François, interprété par Denis Podalydès, est professeur depuis plusieurs années dans un lycée prestigieux quand il se voit nommé pour une mission dans un collège en zone d’éducation prioritaire. Fort de son expérience et plein d’idées préconçues, il est convaincu qu’il parviendra rapidement à canaliser ces jeunes de banlieue dont, pour l’essentiel, le problème consiste à enseigner une rigueur délaissée au profit d’une trop grande liberté. Rapidement confronté à une situation qui le dépasse, il va alors réaliser qu’une même méthode ne produit pas les mêmes effets partout et que malheureusement les théories qui ont forgé ces principes éducatifs jusqu’alors trouvent leurs limites face à des situations difficiles. Ce sentiment à la fois effrayant et passionnant d’une recherche perpétuelle de pédagogie qui s’adapte à des cas si divers est le sujet qui a guidé mon travail et que je cherche à mettre en avant. Je ne veux pas que ce professeur soit un « héros ». Il doit susciter l’empathie, et permettre l’identification, en étant dans la position du « naïf » à qui on ouvre les yeux. Sa visée est au départ purement égoïste et prétentieuse. Loin d’un sacerdoce pour aider les jeunes de banlieue, il veut d’abord valider ses théories. Cette position conquérante le mènera à l’échec et pour s’en sortir il devra trouver les pistes d’une pédagogie alternative.

ENTRETIEN AVEC OLIVIER AYACHE-VIDAL

Quel a été votre parcours avant LES GRANDS ESPRITS ?

J’ai toujours voulu réaliser des films, et pour m’y préparer, j’ai enchaîné plusieurs activités. J’ai beaucoup voyagé comme reporter photo pour l’agence Vu, puis Gamma. Ensuite, pour aborder l’écriture des scénarios, je me suis tourné vers la bande dessinée, et j’ai créé la série d’anticipation Fox One, chez Dargaud. J’ai fait beaucoup de recherches et comme dans le journalisme, j’ai senti l’importance de s’immerger totalement dans un sujet, pour le décrire avec justesse. Puis j’ai commencé à faire des courts métrages : COMING-OUT avec Omar Sy (sa première apparition cinéma, n.d.l.r.), MON DERNIER RÔLE avec Patrick Chesnais, et puis j’ai également fait la mise en scène du ballet « Casse-Noisette » pour le Cirque National de Chine, à Pékin. C’est là que j’ai eu l’idée de WELCOME TO CHINA un court métrage qui mettait en scène Gad et Arié Elmaleh, qui jouaient leur propre rôle.
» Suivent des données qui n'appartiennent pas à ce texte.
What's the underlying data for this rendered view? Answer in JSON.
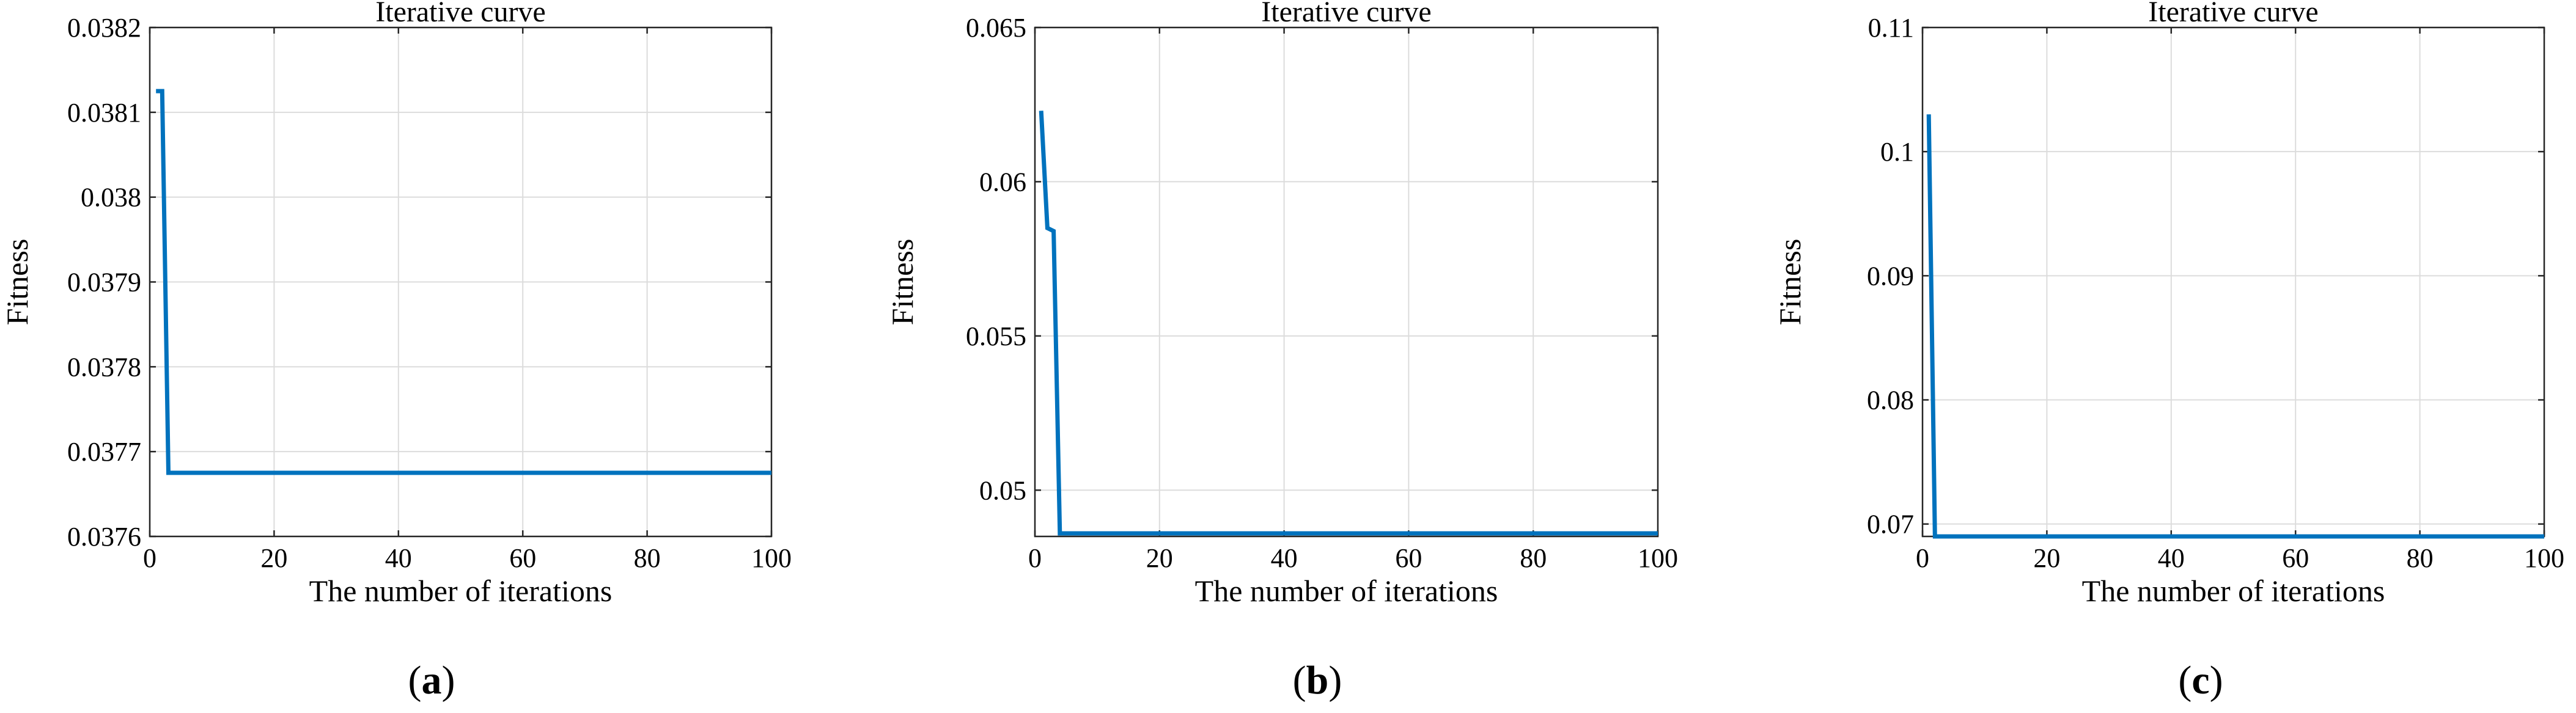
{
  "figure": {
    "panels": [
      {
        "caption_open": "(",
        "caption_letter": "a",
        "caption_close": ")"
      },
      {
        "caption_open": "(",
        "caption_letter": "b",
        "caption_close": ")"
      },
      {
        "caption_open": "(",
        "caption_letter": "c",
        "caption_close": ")"
      }
    ]
  },
  "chart_data": [
    {
      "type": "line",
      "title": "Iterative curve",
      "xlabel": "The number of iterations",
      "ylabel": "Fitness",
      "xlim": [
        0,
        100
      ],
      "ylim": [
        0.0376,
        0.0382
      ],
      "xticks": [
        0,
        20,
        40,
        60,
        80,
        100
      ],
      "xtick_labels": [
        "0",
        "20",
        "40",
        "60",
        "80",
        "100"
      ],
      "yticks": [
        0.0376,
        0.0377,
        0.0378,
        0.0379,
        0.038,
        0.0381,
        0.0382
      ],
      "ytick_labels": [
        "0.0376",
        "0.0377",
        "0.0378",
        "0.0379",
        "0.038",
        "0.0381",
        "0.0382"
      ],
      "grid": true,
      "series_color": "#0072BD",
      "series": [
        {
          "x": [
            1,
            2,
            3,
            100
          ],
          "y": [
            0.038125,
            0.038125,
            0.037675,
            0.037675
          ]
        }
      ]
    },
    {
      "type": "line",
      "title": "Iterative curve",
      "xlabel": "The number of iterations",
      "ylabel": "Fitness",
      "xlim": [
        0,
        100
      ],
      "ylim": [
        0.0485,
        0.065
      ],
      "xticks": [
        0,
        20,
        40,
        60,
        80,
        100
      ],
      "xtick_labels": [
        "0",
        "20",
        "40",
        "60",
        "80",
        "100"
      ],
      "yticks": [
        0.05,
        0.055,
        0.06,
        0.065
      ],
      "ytick_labels": [
        "0.05",
        "0.055",
        "0.06",
        "0.065"
      ],
      "grid": true,
      "series_color": "#0072BD",
      "series": [
        {
          "x": [
            1,
            2,
            3,
            4,
            100
          ],
          "y": [
            0.0623,
            0.0585,
            0.0584,
            0.0486,
            0.0486
          ]
        }
      ]
    },
    {
      "type": "line",
      "title": "Iterative curve",
      "xlabel": "The number of iterations",
      "ylabel": "Fitness",
      "xlim": [
        0,
        100
      ],
      "ylim": [
        0.069,
        0.11
      ],
      "xticks": [
        0,
        20,
        40,
        60,
        80,
        100
      ],
      "xtick_labels": [
        "0",
        "20",
        "40",
        "60",
        "80",
        "100"
      ],
      "yticks": [
        0.07,
        0.08,
        0.09,
        0.1,
        0.11
      ],
      "ytick_labels": [
        "0.07",
        "0.08",
        "0.09",
        "0.1",
        "0.11"
      ],
      "grid": true,
      "series_color": "#0072BD",
      "series": [
        {
          "x": [
            1,
            2,
            100
          ],
          "y": [
            0.103,
            0.069,
            0.069
          ]
        }
      ]
    }
  ]
}
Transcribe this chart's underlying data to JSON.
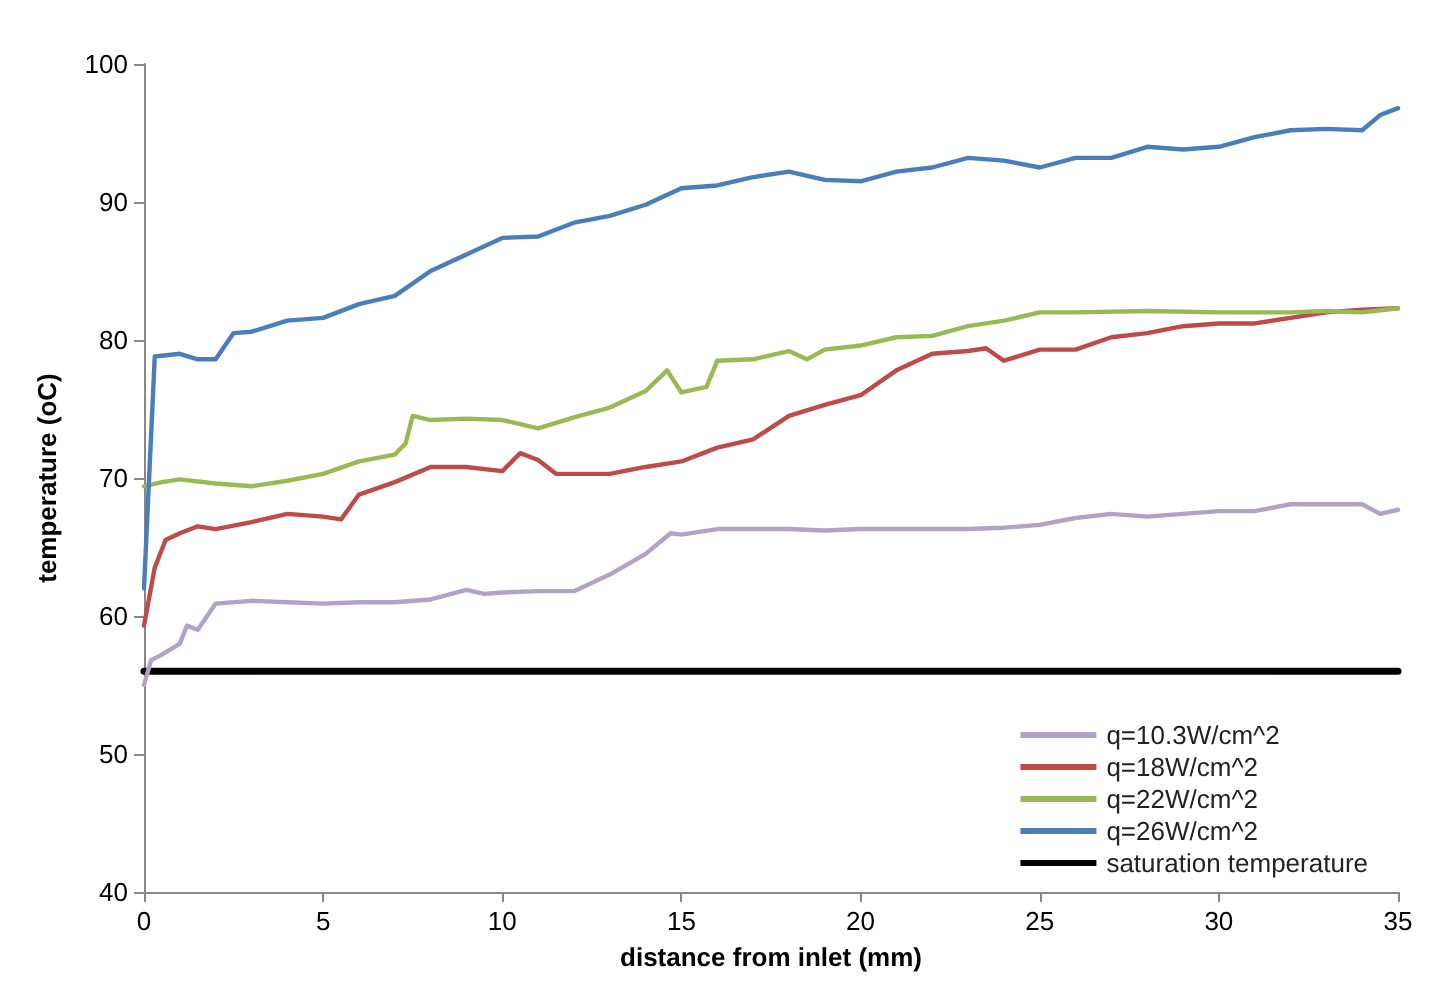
{
  "chart_data": {
    "type": "line",
    "xlabel": "distance from inlet (mm)",
    "ylabel": "temperature (oC)",
    "xlim": [
      0,
      35
    ],
    "xticks": [
      0,
      5,
      10,
      15,
      20,
      25,
      30,
      35
    ],
    "ylim": [
      40,
      100
    ],
    "yticks": [
      40,
      50,
      60,
      70,
      80,
      90,
      100
    ],
    "grid": false,
    "legend": "bottom right",
    "marker": "none",
    "line_style": "solid",
    "series": [
      {
        "name": "q=10.3W/cm^2",
        "color": "#b3a2c7",
        "x": [
          0,
          0.2,
          0.5,
          1,
          1.2,
          1.5,
          2,
          3,
          4,
          5,
          6,
          7,
          8,
          9,
          9.5,
          10,
          11,
          12,
          13,
          14,
          14.7,
          15,
          16,
          17,
          18,
          19,
          20,
          22,
          23,
          24,
          25,
          26,
          27,
          28,
          29,
          30,
          31,
          32,
          33,
          34,
          34.5,
          35
        ],
        "values": [
          55,
          56.8,
          57.2,
          58,
          59.3,
          59,
          60.9,
          61.1,
          61,
          60.9,
          61,
          61,
          61.2,
          61.9,
          61.6,
          61.7,
          61.8,
          61.8,
          63,
          64.5,
          66,
          65.9,
          66.3,
          66.3,
          66.3,
          66.2,
          66.3,
          66.3,
          66.3,
          66.4,
          66.6,
          67.1,
          67.4,
          67.2,
          67.4,
          67.6,
          67.6,
          68.1,
          68.1,
          68.1,
          67.4,
          67.7
        ]
      },
      {
        "name": "q=18W/cm^2",
        "color": "#be4b48",
        "x": [
          0,
          0.3,
          0.6,
          1,
          1.5,
          2,
          3,
          4,
          5,
          5.5,
          6,
          7,
          8,
          9,
          10,
          10.5,
          11,
          11.5,
          12,
          13,
          14,
          15,
          16,
          17,
          18,
          19,
          20,
          21,
          22,
          23,
          23.5,
          24,
          25,
          26,
          27,
          28,
          29,
          30,
          31,
          32,
          33,
          34,
          35
        ],
        "values": [
          59.3,
          63.5,
          65.5,
          66,
          66.5,
          66.3,
          66.8,
          67.4,
          67.2,
          67,
          68.8,
          69.7,
          70.8,
          70.8,
          70.5,
          71.8,
          71.3,
          70.3,
          70.3,
          70.3,
          70.8,
          71.2,
          72.2,
          72.8,
          74.5,
          75.3,
          76,
          77.8,
          79,
          79.2,
          79.4,
          78.5,
          79.3,
          79.3,
          80.2,
          80.5,
          81,
          81.2,
          81.2,
          81.6,
          82,
          82.2,
          82.3
        ]
      },
      {
        "name": "q=22W/cm^2",
        "color": "#98b954",
        "x": [
          0,
          0.5,
          1,
          2,
          3,
          4,
          5,
          6,
          7,
          7.3,
          7.5,
          8,
          9,
          10,
          11,
          12,
          13,
          14,
          14.6,
          15,
          15.7,
          16,
          17,
          18,
          18.5,
          19,
          20,
          21,
          22,
          23,
          24,
          25,
          26,
          28,
          30,
          32,
          33,
          34,
          35
        ],
        "values": [
          69.4,
          69.7,
          69.9,
          69.6,
          69.4,
          69.8,
          70.3,
          71.2,
          71.7,
          72.5,
          74.5,
          74.2,
          74.3,
          74.2,
          73.6,
          74.4,
          75.1,
          76.3,
          77.8,
          76.2,
          76.6,
          78.5,
          78.6,
          79.2,
          78.6,
          79.3,
          79.6,
          80.2,
          80.3,
          81,
          81.4,
          82,
          82,
          82.1,
          82,
          82,
          82.1,
          82,
          82.3
        ]
      },
      {
        "name": "q=26W/cm^2",
        "color": "#4a7ebb",
        "x": [
          0,
          0.3,
          1,
          1.5,
          2,
          2.5,
          3,
          4,
          5,
          6,
          7,
          8,
          9,
          10,
          11,
          12,
          13,
          14,
          15,
          16,
          17,
          18,
          19,
          20,
          21,
          22,
          23,
          24,
          25,
          26,
          27,
          28,
          29,
          30,
          31,
          32,
          33,
          34,
          34.5,
          35
        ],
        "values": [
          62,
          78.8,
          79,
          78.6,
          78.6,
          80.5,
          80.6,
          81.4,
          81.6,
          82.6,
          83.2,
          85,
          86.2,
          87.4,
          87.5,
          88.5,
          89,
          89.8,
          91,
          91.2,
          91.8,
          92.2,
          91.6,
          91.5,
          92.2,
          92.5,
          93.2,
          93,
          92.5,
          93.2,
          93.2,
          94,
          93.8,
          94,
          94.7,
          95.2,
          95.3,
          95.2,
          96.3,
          96.8
        ]
      },
      {
        "name": "saturation temperature",
        "color": "#000000",
        "x": [
          0,
          35
        ],
        "values": [
          56,
          56
        ]
      }
    ]
  }
}
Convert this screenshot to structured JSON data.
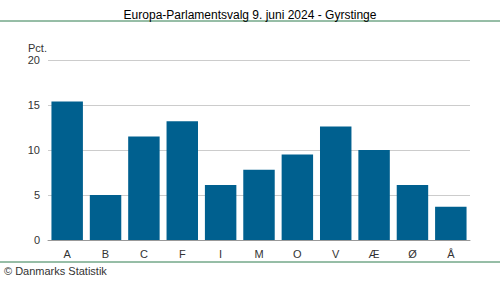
{
  "chart_data": {
    "type": "bar",
    "title": "Europa-Parlamentsvalg 9. juni 2024 - Gyrstinge",
    "ylabel": "Pct.",
    "source": "© Danmarks Statistik",
    "categories": [
      "A",
      "B",
      "C",
      "F",
      "I",
      "M",
      "O",
      "V",
      "Æ",
      "Ø",
      "Å"
    ],
    "values": [
      15.4,
      5.0,
      11.5,
      13.2,
      6.1,
      7.8,
      9.5,
      12.6,
      10.0,
      6.1,
      3.7
    ],
    "color": "#00608f",
    "ylim": [
      0,
      20
    ],
    "yticks": [
      0,
      5,
      10,
      15,
      20
    ],
    "grid": true
  }
}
C’est ce qui vous a conduit au long métrage ?

J’avais déjà écrit un premier scénario, mais le projet n’a pas été suffisamment financé. J’étais sur l’écriture d’un autre projet quand Thomas Verhaeghe (Atelier de Production) et Alain Benguigui (Sombrero Films) ont vu WELCOME TO CHINA, et m’ont proposé une idée : un prof d’un lycée bourgeois est muté en banlieue... J’ai trouvé ça très inté- ressant. N’étant pas un spécialiste de l’éducation, il était essentiel que je me documente sérieusement d’autant que j’avais très envie de me plonger dans cet univers passionnant. C’est un sujet que tout le monde connait de près ou de loin, il fallait donc être particulièrement précis surtout vis-à-vis des enseignants et en général de tous les professionnels de l’éducation. Si je voulais apporter un point de vue intéressant, il fallait que je le connaisse du mieux possible. J’ai d’abord consulté des enseignants, très expé- rimentés sur ces questions, comme Dominique Resch qui m’a raconté longuement son quotidien de prof de français dans les quartiers Nord de Marseille, un métier vivant, souvent drôle, mais compliqué. J’ai d’ailleurs gardé une anecdote qui lui est arrivé... J’ai commencé à avoir une vision un peu plus précise, mais rapidement il fallait aller sur le terrain et l’une des premières questions que je devais trancher c’était lycée ou collège ? J’ai donc passé plusieurs semaines en repérages, dans des lycées professionnels du 93, à Aubervilliers, à La Courneuve, à Saint-Denis, mais ce n’était pas très intéressant. Beaucoup d’absentéisme, mais les élèves présents travaillaient...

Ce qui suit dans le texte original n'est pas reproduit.